La graduale perdita della solidarietà famigliare
“Fiumi, boschi e mari mossi dal vento,
lune su lune, i miei capelli d’argento.
E quando era l’ora dell’ultimo sonno
lasciavo il mio campo per non farvi ritorno.”
“Un falco nel cielo”, Franco Battiato, 1971
Non molto tempo fa
C’era una volta la famiglia allargata, insieme di due o più nuclei famigliari. Era la consuetudine tipica dell’ambiente rurale. Una volta sposati, i figli costituivano una nuova famiglia e la aggregavano a quella di origine. Nel casolare di campagna, veniva ricavato uno spazio per i nuovi arrivati, che contribuivano all’economia generale con il loro lavoro e la loro collaborazione, in tutte le faccende domestiche.

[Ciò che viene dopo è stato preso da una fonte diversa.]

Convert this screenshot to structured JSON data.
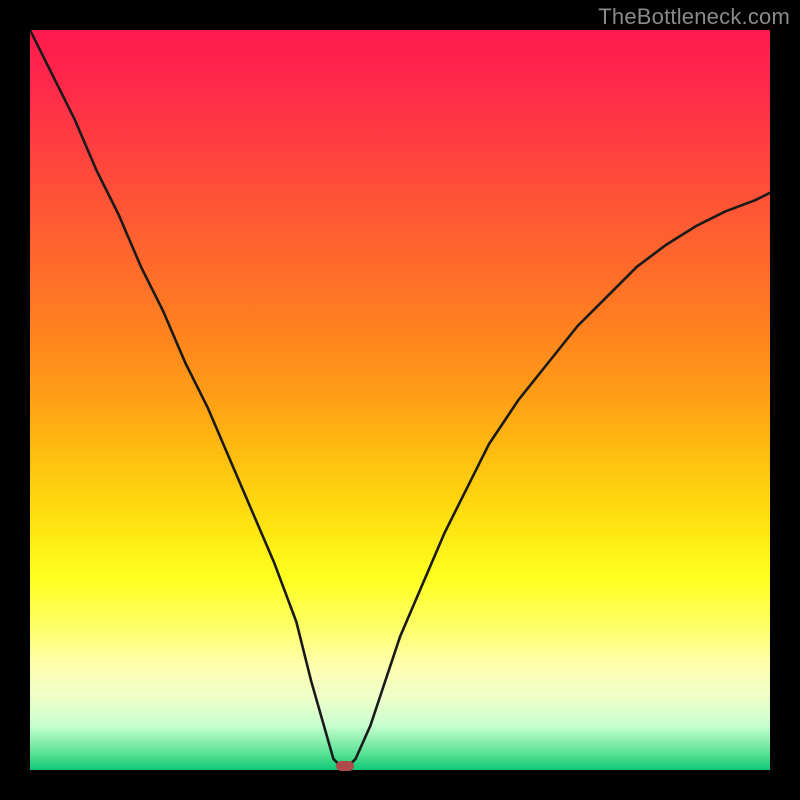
{
  "watermark": "TheBottleneck.com",
  "colors": {
    "frame_bg": "#000000",
    "curve_stroke": "#1a1a1a",
    "marker_fill": "#b04a4a",
    "gradient_top": "#ff1a4d",
    "gradient_bottom": "#10c878"
  },
  "chart_data": {
    "type": "line",
    "title": "",
    "xlabel": "",
    "ylabel": "",
    "xlim": [
      0,
      100
    ],
    "ylim": [
      0,
      100
    ],
    "notes": "V-shaped bottleneck curve on red→green vertical gradient. Axes unlabeled; values are percentage estimates from pixel positions (0 = left/bottom, 100 = right/top).",
    "series": [
      {
        "name": "bottleneck-curve",
        "x": [
          0,
          3,
          6,
          9,
          12,
          15,
          18,
          21,
          24,
          27,
          30,
          33,
          36,
          38,
          40,
          41,
          42,
          43,
          44,
          46,
          48,
          50,
          53,
          56,
          59,
          62,
          66,
          70,
          74,
          78,
          82,
          86,
          90,
          94,
          98,
          100
        ],
        "y": [
          100,
          94,
          88,
          81,
          75,
          68,
          62,
          55,
          49,
          42,
          35,
          28,
          20,
          12,
          5,
          1.5,
          0.5,
          0.5,
          1.5,
          6,
          12,
          18,
          25,
          32,
          38,
          44,
          50,
          55,
          60,
          64,
          68,
          71,
          73.5,
          75.5,
          77,
          78
        ]
      }
    ],
    "marker": {
      "x": 42.5,
      "y": 0.5
    }
  }
}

I bambini erano accuditi e controllati da tutti, non solo dai genitori. Lo stesso si poteva affermare degli anziani, accompagnati dall’intera famiglia nell’autunno della loro esistenza. Nessuno veniva lasciato solo, sebbene fosse penoso occuparsi dei problemi fisici e mentali degli anziani di famiglia. La solitudine era esorcizzata in modo naturale, rimanendo tra i propri cari.
La situazione è mutata
La famiglia allargata non è più presente come un tempo, ne rimane traccia in qualche luogo di collina/campagna e nella memoria degli anziani.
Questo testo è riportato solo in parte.